Romantic drama “Paris, je t’aime” and “New York, I Love You” from 2006 and 2009 have paved the way for collections of short films on love signed by a slate of directors known or less known, and about one month after the Australians announced that Russell Crowe, Liev Schreiber, Anthony LaPaglia, Toni Collette, Alex Proyas, David Michôd, Ivan Sen, John Curran, Kieran Darcy-Smith, Rachel Ward and Ray Lawrence will step behind the camera for “Sydney Unplugged”, we find that Mia Wasikowska, Cate Blanchett, David Wenham, Benedict Andrews, Jonathan Auf Der Heide, Tony Ayres, Shaun Gladwell, Rhys Graham, Justin Kurzel, Ian Meadows, Yaron Lifschitz, Claire McCarthy, Ashlee Page and Stephen Page will try their luck in directing through the project “The Turning”.
An ambitious adaptation of author Tim Winton novel, “The Turning” is composed of 14 interconnected stories about the changes of all kinds (accidents, unpleasant surprises, broken covenants, slow awakening to life, abrupt changes of feelings), about brothers who refuse to speak, about husbands who abandon their families, mature men hunted fears about childhood, about people who struggle with the burden of his past and must make peace with themselves and others.
The main character of the story “The Turning” is Raelene, a young wife and mother who lives in a trailer park and is abused by her husband Max, being fascinated by the new neighbors, who seem to have a relationship and perfect influences women to examine their lives and seek major changes and shocking. In the story “Sand” is revealed Max’s brutal behavior when he was a child and try to bury his younger brother alive and fragile.

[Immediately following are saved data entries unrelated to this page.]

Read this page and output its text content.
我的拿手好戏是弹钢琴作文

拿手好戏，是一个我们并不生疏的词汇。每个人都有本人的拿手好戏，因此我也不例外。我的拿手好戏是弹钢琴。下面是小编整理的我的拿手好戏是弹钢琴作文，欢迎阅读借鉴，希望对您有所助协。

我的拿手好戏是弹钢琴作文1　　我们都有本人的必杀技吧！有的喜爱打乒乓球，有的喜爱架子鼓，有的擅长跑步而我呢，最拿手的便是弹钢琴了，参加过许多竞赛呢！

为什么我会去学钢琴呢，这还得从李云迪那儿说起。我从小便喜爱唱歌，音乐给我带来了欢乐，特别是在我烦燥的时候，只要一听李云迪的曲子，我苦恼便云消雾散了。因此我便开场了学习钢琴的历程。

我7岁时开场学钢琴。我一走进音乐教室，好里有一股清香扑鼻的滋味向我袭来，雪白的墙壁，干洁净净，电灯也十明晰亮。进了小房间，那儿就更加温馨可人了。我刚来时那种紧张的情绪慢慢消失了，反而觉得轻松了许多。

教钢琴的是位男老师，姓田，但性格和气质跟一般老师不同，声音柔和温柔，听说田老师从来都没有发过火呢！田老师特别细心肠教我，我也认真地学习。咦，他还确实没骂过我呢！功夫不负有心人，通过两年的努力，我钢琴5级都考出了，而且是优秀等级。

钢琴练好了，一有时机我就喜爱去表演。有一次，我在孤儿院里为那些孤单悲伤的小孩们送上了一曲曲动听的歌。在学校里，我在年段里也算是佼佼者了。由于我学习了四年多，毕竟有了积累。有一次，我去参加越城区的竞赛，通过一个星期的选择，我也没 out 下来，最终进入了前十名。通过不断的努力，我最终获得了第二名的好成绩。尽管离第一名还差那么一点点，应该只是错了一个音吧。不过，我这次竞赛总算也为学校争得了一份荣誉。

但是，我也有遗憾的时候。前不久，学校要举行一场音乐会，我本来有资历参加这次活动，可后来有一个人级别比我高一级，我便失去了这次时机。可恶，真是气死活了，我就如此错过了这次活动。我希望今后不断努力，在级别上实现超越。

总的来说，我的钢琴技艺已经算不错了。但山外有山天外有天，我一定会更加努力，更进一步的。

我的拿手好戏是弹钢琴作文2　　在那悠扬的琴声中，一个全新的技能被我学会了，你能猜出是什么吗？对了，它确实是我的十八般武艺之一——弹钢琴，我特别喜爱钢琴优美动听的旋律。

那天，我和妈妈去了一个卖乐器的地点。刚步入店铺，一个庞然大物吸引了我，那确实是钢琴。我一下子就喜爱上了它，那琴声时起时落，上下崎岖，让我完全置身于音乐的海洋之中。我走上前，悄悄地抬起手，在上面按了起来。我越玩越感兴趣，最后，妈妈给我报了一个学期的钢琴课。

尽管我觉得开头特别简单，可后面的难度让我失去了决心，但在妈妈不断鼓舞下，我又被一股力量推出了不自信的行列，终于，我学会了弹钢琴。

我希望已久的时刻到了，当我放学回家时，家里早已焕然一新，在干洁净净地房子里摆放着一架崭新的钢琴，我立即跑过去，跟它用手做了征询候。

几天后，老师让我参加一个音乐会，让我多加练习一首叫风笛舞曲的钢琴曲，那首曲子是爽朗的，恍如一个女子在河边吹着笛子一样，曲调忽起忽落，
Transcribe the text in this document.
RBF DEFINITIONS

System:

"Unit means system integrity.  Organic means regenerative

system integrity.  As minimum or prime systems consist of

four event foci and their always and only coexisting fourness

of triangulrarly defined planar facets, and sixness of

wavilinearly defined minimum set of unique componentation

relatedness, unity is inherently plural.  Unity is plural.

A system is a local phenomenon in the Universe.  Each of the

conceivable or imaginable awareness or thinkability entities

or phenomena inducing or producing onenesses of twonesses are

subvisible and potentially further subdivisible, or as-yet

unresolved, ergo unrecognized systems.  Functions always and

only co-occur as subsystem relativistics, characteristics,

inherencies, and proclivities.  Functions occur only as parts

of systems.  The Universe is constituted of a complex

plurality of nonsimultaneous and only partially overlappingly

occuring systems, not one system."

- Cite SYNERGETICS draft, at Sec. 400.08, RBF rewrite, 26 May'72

Segment “Family” follows Max and his brother at the maturity age, the balance of power between them is now reversed. Another central character in the novel is Vic, that we know him initially as a awkward and unpopular teenager who develops real obsession with older women and inaccessible, then the young man can not shake the memory of an alcoholic father who abandoned wife and children and finally the middle-aged adult who is not able to make peace with the past.